Apalagi, Bung Karno mengingatkan kita pada salah satu pidatonya, “Perjuanganku lebih mudah karena melawan penjajah, namun perjuangan kalian melawan bangsa sendiri”. Dari pesan ini harusnya meberikan kesadaran pemuda untuk membaca pergolakan yang terjadi di realitas, mari belajar dari spirit pemuda yang bersatu, bukan malah terpecah belah. Maka, wajar saja apa yang diperjuangkan tidak terwujud.
Dapatkah Hattanomics Hidup kembali di Masa Pandemi?
Pertanyaan soal Hattanomics bisa hidup, menurut pribadi penulis sangat bisa diwujudkan.
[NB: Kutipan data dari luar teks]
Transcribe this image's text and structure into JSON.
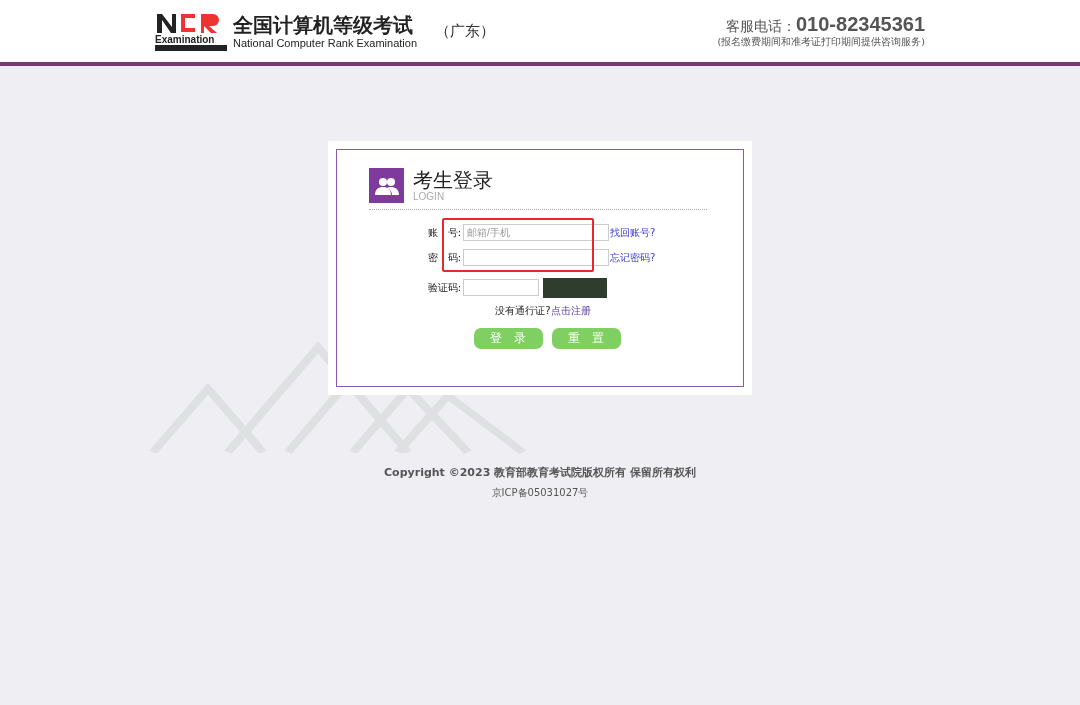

Karena apa yang terjadi pada tahun 1963 dan 2021 sangat relevan dengan ketidakadilan yang disebabkan sistem perkonomian liberalisme dengan wajah kapitalisme. Kemudian ditambah dampak pandemi secara global menandakan kesadaran akan ekonomi harus ditopang bersama-sama (kolektif/konsolidasi) dan tidak bisa sendiri lagi (individualis).
Tidak ada lagi bekerja sesuai spesifikasi dan fungsional lagi tetapi harus konsolidasi agar nilai Hattanomics ini bisa terimplementasi. Semoga Prinsip Nilai-Nilai Hattanomics ini bisa mejadi role model baru dengan wajah barunya tentunya dengan semangat berekonomi lewat Konsolidasi secara Mandiri dan Bersama yang di tuangkan dalam koperasi digital misalnya.
Hattanomics ini akan menjadi bagian spirit kita lagi dalam Demokrasi Ekonomi dengan versi baru harus menjadi tahdim atas ketertindasan dan tipu daya paham ekonomi liberal. Semoga akan hadir para Hatta baru dalam melanjutkan perjuangan demokrasi ekonominya yang dituangkan dalam bukunya “Demokrasi Kita”.